For me, a ‘modal interaction’ is one that facilities a single, focused type of interplay between human and computer. It’s a moment where you’re doing just one thing, without any distraction.
As soon as you use the word ‘modal’, you might start thinking of ‘modal dialogues’ or ‘modal windows’ – which ask the user a quick question in a popover of some kind. Often you get two buttons to choose from (like: “Yes, OK” and “No thanks, not now”). But I think a ‘modal interaction’ can be more than that. For me, at least…
Modal interactions are designs that enable focus on a single interaction type
This means removing a lot of choices and optimising a space for that one activity. We anticipate a stripped down set of needs. We provide an environment that’s tailor-made to that particular mental space and no others.
Let’s look at some examples.
Evaluating vs reading modes
A page-layout that allows you to evaluate an article (on the left), might also support other interaction modes (such as ‘Browsing’, ‘Research Gathering’ or ‘Checking’…). Meanwhile, a page-layout optimised for reading the article would probably only support that activity.
The design on the left provides all the data you would need to understand the article in a variety of contexts (title, author, date and other meta data – followed by the first para or so – then a link to read more – then links to other similar articles). There are lots of choices available which make the page work well in multiple contexts.
‘Evaluating’ is a far less linear process than ‘Reading’. Most users prefer the freedom to dart around the page, taking in the bits of data that are important to them. They are combining separate pieces of information together in order to make their assessment on whether the article is worth reading or not.
We might imagine that if the user selects a ‘read more’ link, they are signaling their desire to shift into ‘reading mode’ – the design on the right, where all metadata, links and recommended articles are removed in favour of nice big text.
Sorting vs composing modes
In this example, we can see a similar contrast in the amount of choices that are suitable to a ‘sorting’ experience vs a ‘composing’ experience.
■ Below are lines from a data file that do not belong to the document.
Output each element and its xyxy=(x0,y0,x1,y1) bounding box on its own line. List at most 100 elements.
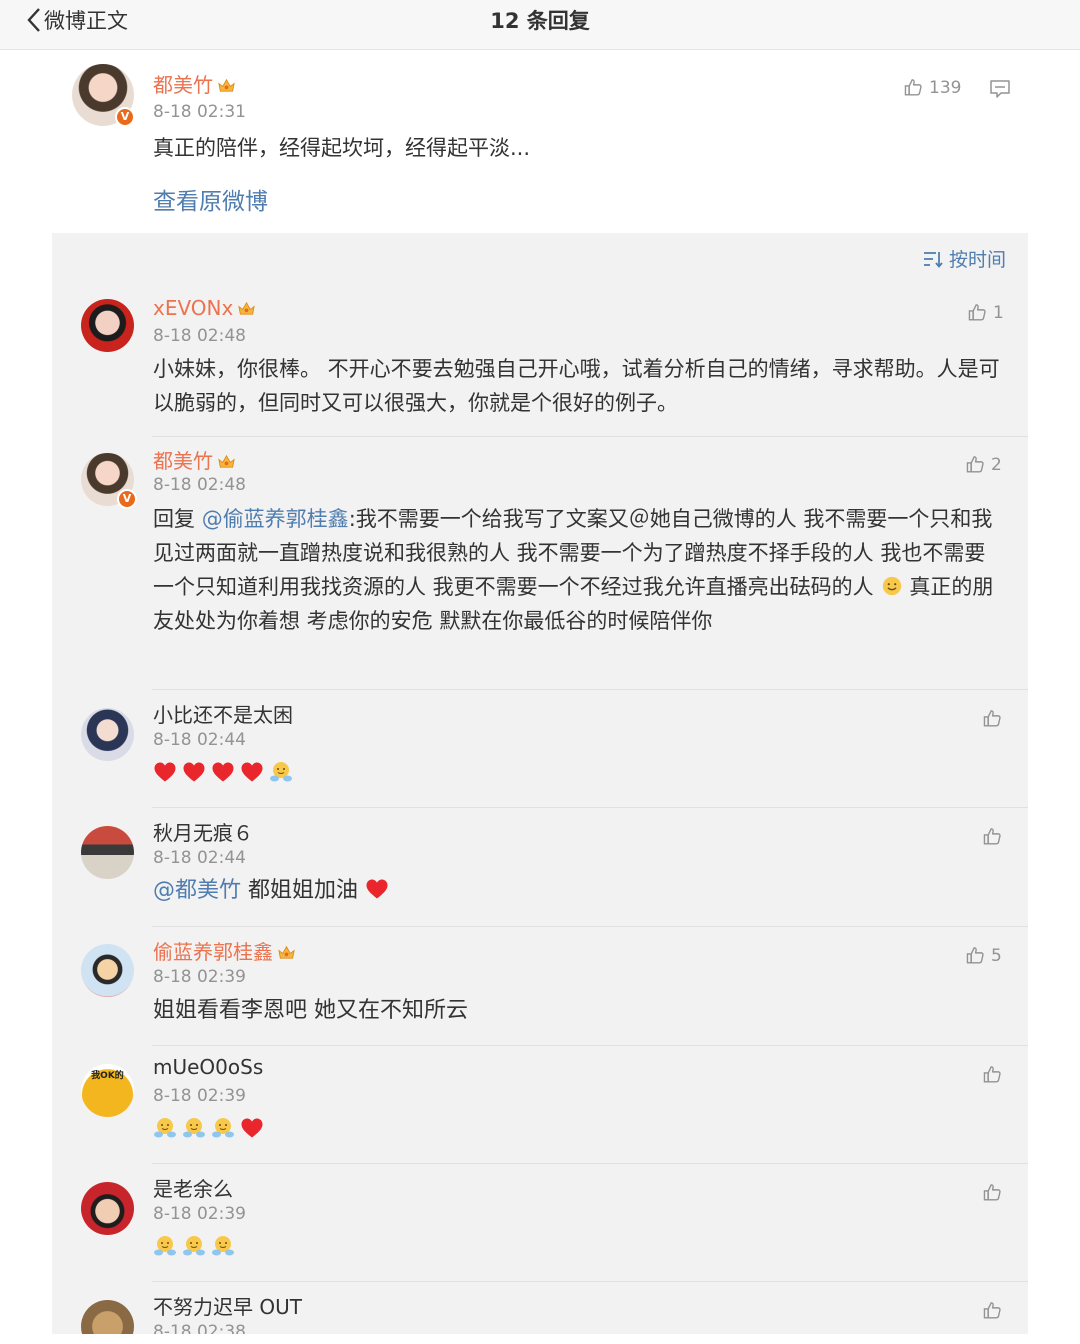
heart-emoji-icon xyxy=(153,761,177,783)
reply-item: 是老余么 8-18 02:39 xyxy=(52,1164,1028,1281)
heart-emoji-icon xyxy=(211,761,235,783)
reply-author[interactable]: 偷蓝养郭桂鑫 xyxy=(153,936,296,965)
page-title: 12 条回复 xyxy=(490,9,590,33)
thumbs-up-icon xyxy=(965,454,986,475)
thumbs-up-icon xyxy=(982,826,1003,847)
avatar[interactable] xyxy=(81,944,134,997)
reply-emojis xyxy=(153,756,298,790)
reply-time: 8-18 02:39 xyxy=(153,967,246,987)
verified-badge-icon: V xyxy=(115,107,135,127)
reply-emojis xyxy=(153,1112,269,1146)
sort-by-time-button[interactable]: 按时间 xyxy=(923,245,1006,272)
post-author[interactable]: 都美竹 xyxy=(153,69,236,98)
reply-text: @都美竹 都姐姐加油 xyxy=(153,874,394,908)
post-like-button[interactable]: 139 xyxy=(903,77,961,98)
reply-like-button[interactable] xyxy=(982,708,1008,729)
thumbs-up-icon xyxy=(967,302,988,323)
vip-crown-icon xyxy=(237,300,256,317)
hug-emoji-icon xyxy=(153,1235,177,1257)
reply-like-button[interactable] xyxy=(982,1182,1008,1203)
reply-text: 回复 @偷蓝养郭桂鑫:我不需要一个给我写了文案又＠她自己微博的人 我不需要一个只… xyxy=(153,502,1003,638)
reply-like-button[interactable] xyxy=(982,1300,1008,1321)
hug-emoji-icon xyxy=(211,1117,235,1139)
thumbs-up-icon xyxy=(982,1182,1003,1203)
bottom-edge xyxy=(0,1334,1080,1344)
mention-link[interactable]: @都美竹 xyxy=(153,878,241,903)
vip-crown-icon xyxy=(217,77,236,94)
reply-like-button[interactable]: 1 xyxy=(967,302,1004,323)
reply-time: 8-18 02:39 xyxy=(153,1086,246,1106)
vip-crown-icon xyxy=(277,944,296,961)
heart-emoji-icon xyxy=(365,878,389,900)
reply-like-button[interactable]: 5 xyxy=(965,945,1002,966)
sort-label: 按时间 xyxy=(948,249,1006,271)
reply-item: 我OK的 mUeO0oSs 8-18 02:39 xyxy=(52,1046,1028,1163)
reply-author[interactable]: 小比还不是太困 xyxy=(153,699,293,728)
hug-emoji-icon xyxy=(211,1235,235,1257)
reply-emojis xyxy=(153,1230,240,1264)
reply-item: 偷蓝养郭桂鑫 8-18 02:39 姐姐看看李恩吧 她又在不知所云 5 xyxy=(52,927,1028,1045)
reply-author[interactable]: 是老余么 xyxy=(153,1173,233,1202)
comment-icon[interactable] xyxy=(989,79,1011,99)
reply-author[interactable]: 不努力迟早 OUT xyxy=(153,1291,302,1320)
reply-author-name: 偷蓝养郭桂鑫 xyxy=(153,940,273,964)
post-like-count: 139 xyxy=(929,77,962,98)
post-author-name: 都美竹 xyxy=(153,73,213,97)
reply-item: 小比还不是太困 8-18 02:44 xyxy=(52,690,1028,807)
reply-like-button[interactable]: 2 xyxy=(965,454,1002,475)
reply-time: 8-18 02:44 xyxy=(153,848,246,868)
reply-time: 8-18 02:44 xyxy=(153,730,246,750)
thumbs-up-icon xyxy=(982,1064,1003,1085)
reply-text: 小妹妹，你很棒。 不开心不要去勉强自己开心哦，试着分析自己的情绪，寻求帮助。人是… xyxy=(153,357,1000,415)
reply-item: 不努力迟早 OUT 8-18 02:38 xyxy=(52,1282,1028,1334)
thumbs-up-icon xyxy=(903,77,924,98)
reply-author-name: xEVONx xyxy=(153,296,234,320)
reply-author[interactable]: xEVONx xyxy=(153,296,256,320)
heart-emoji-icon xyxy=(240,1117,264,1139)
reply-author[interactable]: mUeO0oSs xyxy=(153,1055,263,1079)
avatar[interactable] xyxy=(81,708,134,761)
reply-prefix: 回复 xyxy=(153,507,202,531)
heart-emoji-icon xyxy=(240,761,264,783)
hug-emoji-icon xyxy=(153,1117,177,1139)
reply-author[interactable]: 秋月无痕６ xyxy=(153,817,253,846)
avatar-text: 我OK的 xyxy=(91,1071,124,1081)
original-comment: V 都美竹 8-18 02:31 真正的陪伴，经得起坎坷，经得起平淡... 查看… xyxy=(0,51,1080,233)
avatar[interactable] xyxy=(81,826,134,879)
reply-item: xEVONx 8-18 02:48 小妹妹，你很棒。 不开心不要去勉强自己开心哦… xyxy=(52,289,1028,437)
smile-emoji-icon xyxy=(880,575,904,597)
reply-time: 8-18 02:48 xyxy=(153,326,246,346)
reply-text: 姐姐看看李恩吧 她又在不知所云 xyxy=(153,998,468,1023)
avatar[interactable] xyxy=(81,1300,134,1334)
navigation-bar: 微博正文 12 条回复 xyxy=(0,0,1080,50)
hug-emoji-icon xyxy=(182,1235,206,1257)
reply-item: 秋月无痕６ 8-18 02:44 @都美竹 都姐姐加油 xyxy=(52,808,1028,926)
avatar[interactable]: 我OK的 xyxy=(81,1064,134,1117)
reply-like-button[interactable] xyxy=(982,826,1008,847)
reply-author[interactable]: 都美竹 xyxy=(153,445,236,474)
hug-emoji-icon xyxy=(269,761,293,783)
replies-panel: 按时间 xEVONx 8-18 02:48 小妹妹，你很棒。 不开心不要去勉强自… xyxy=(52,233,1028,1334)
post-text: 真正的陪伴，经得起坎坷，经得起平淡... xyxy=(153,136,531,160)
reply-time: 8-18 02:48 xyxy=(153,475,246,495)
avatar[interactable] xyxy=(81,1182,134,1235)
hug-emoji-icon xyxy=(182,1117,206,1139)
avatar[interactable] xyxy=(81,299,134,352)
heart-emoji-icon xyxy=(182,761,206,783)
reply-text-part: 都姐姐加油 xyxy=(241,878,366,903)
reply-item: V 都美竹 8-18 02:48 回复 @偷蓝养郭桂鑫:我不需要一个给我写了文案… xyxy=(52,437,1028,689)
thumbs-up-icon xyxy=(982,1300,1003,1321)
view-original-link[interactable]: 查看原微博 xyxy=(153,182,268,216)
thumbs-up-icon xyxy=(965,945,986,966)
reply-author-name: 都美竹 xyxy=(153,449,213,473)
mention-link[interactable]: @偷蓝养郭桂鑫 xyxy=(202,507,349,531)
reply-like-button[interactable] xyxy=(982,1064,1008,1085)
verified-badge-icon: V xyxy=(117,489,137,509)
sort-icon xyxy=(923,251,943,268)
reply-like-count: 2 xyxy=(991,454,1002,475)
vip-crown-icon xyxy=(217,453,236,470)
post-time: 8-18 02:31 xyxy=(153,102,246,122)
thumbs-up-icon xyxy=(982,708,1003,729)
reply-like-count: 1 xyxy=(993,302,1004,323)
reply-like-count: 5 xyxy=(991,945,1002,966)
The layout on the left allows you to scan through an email at a time. There are lots of controls at the top of the window, that would help you to search, to apply various filters and sorting orders etc. Meanwhile, the layout on the left makes all that unavailable, whilst email composition is underway.
Investigating vs retrieving modes
Imagine you deal with complaints as part of your job. You have a case management system that allows you to retrieve cases and then to investigate them.
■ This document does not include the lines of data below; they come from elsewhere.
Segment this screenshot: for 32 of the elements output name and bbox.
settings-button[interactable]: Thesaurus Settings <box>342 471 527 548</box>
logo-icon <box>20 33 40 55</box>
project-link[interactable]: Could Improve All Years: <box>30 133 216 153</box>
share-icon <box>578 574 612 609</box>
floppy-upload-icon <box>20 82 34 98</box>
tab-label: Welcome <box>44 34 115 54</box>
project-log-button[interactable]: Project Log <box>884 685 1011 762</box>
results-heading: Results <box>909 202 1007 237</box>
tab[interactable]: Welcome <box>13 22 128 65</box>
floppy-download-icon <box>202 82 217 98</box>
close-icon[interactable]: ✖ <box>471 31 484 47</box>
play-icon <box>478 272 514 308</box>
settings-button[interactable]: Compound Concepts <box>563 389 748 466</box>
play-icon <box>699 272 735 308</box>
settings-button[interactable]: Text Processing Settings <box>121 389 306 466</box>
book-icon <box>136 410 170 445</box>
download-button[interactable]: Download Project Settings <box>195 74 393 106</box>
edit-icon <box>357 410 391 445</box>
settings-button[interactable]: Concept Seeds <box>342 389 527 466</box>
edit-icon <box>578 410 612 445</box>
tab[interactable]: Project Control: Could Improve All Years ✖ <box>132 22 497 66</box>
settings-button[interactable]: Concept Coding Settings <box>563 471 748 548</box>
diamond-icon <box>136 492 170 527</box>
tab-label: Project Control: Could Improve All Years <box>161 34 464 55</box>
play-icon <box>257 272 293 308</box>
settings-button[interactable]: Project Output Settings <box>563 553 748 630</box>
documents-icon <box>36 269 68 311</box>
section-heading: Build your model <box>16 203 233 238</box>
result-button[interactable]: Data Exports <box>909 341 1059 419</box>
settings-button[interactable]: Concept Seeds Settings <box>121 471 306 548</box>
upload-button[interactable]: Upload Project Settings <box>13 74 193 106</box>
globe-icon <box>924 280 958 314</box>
Unlike the other two examples, I’m imagining here that you move from a focused linear mode (retrieving) to free browsing / non-linear mode (investigating). As such, you start with a simple screen – where nothing can happen except for a search. You later move into viewing all facets of a particular complaint (details, history, the actions taken, etc). Here you’d also want the freedom to move around as you see fit. Each piece of data would be a clue leading you to others, until you managed to build up a full picture of the complaint.
Attributes of a great modal interaction
With those three examples in mind, let’s think about the qualities we should look out for in a modal interaction. Here’s a first stab:
Modal interactions should:
- Be focused steps for a single task
- Minimise options (that distract from the task)
- Be easy to exit safely
- Be easy to resume activity before modal moment
- Stay flat (a sequence of screens shouldn’t have a hierarchy)
- Not be nested (no modal within modals)
- Be kept simple (not too many templates)
- Be triggered by the user or be a welcome intervention
- Be rarely used (users prefer freedom most of the time – though perhaps this is changing slowly as our algorithms improve – more on this below)
- Feature layouts and transition styles that aide awareness of the temporary context shift
- Be easy to complete without access to rest of system
- Conclude with showing the effects of the user’s action back in the non-modal world
When to trigger a modal moment on behalf of the user?
I suspect the answer to this is still – very occasionally. Though things are certainly progressing (just contrast Clippy’s attempt to help with the much more recent inventions of Google Maps – see example below).
Even in cases where the technology is available, users may still be slow to welcome too much intervention from our AI friends (unless the value exchange for the interruption is really high).
Much of what we provide users with still has to cater for lots of possible variation in terms of context and need. There is often no better tool for coping with that complexity than the human brain.
Naturally this depends on how we define ‘complexity’. Computers are brilliant (and getting better) at handling some types of complexity, while humans are better at others. The key things for now, might be to remember that modeless design is still where most of the action is – unless the user explicitly tells us that they want to shift modes.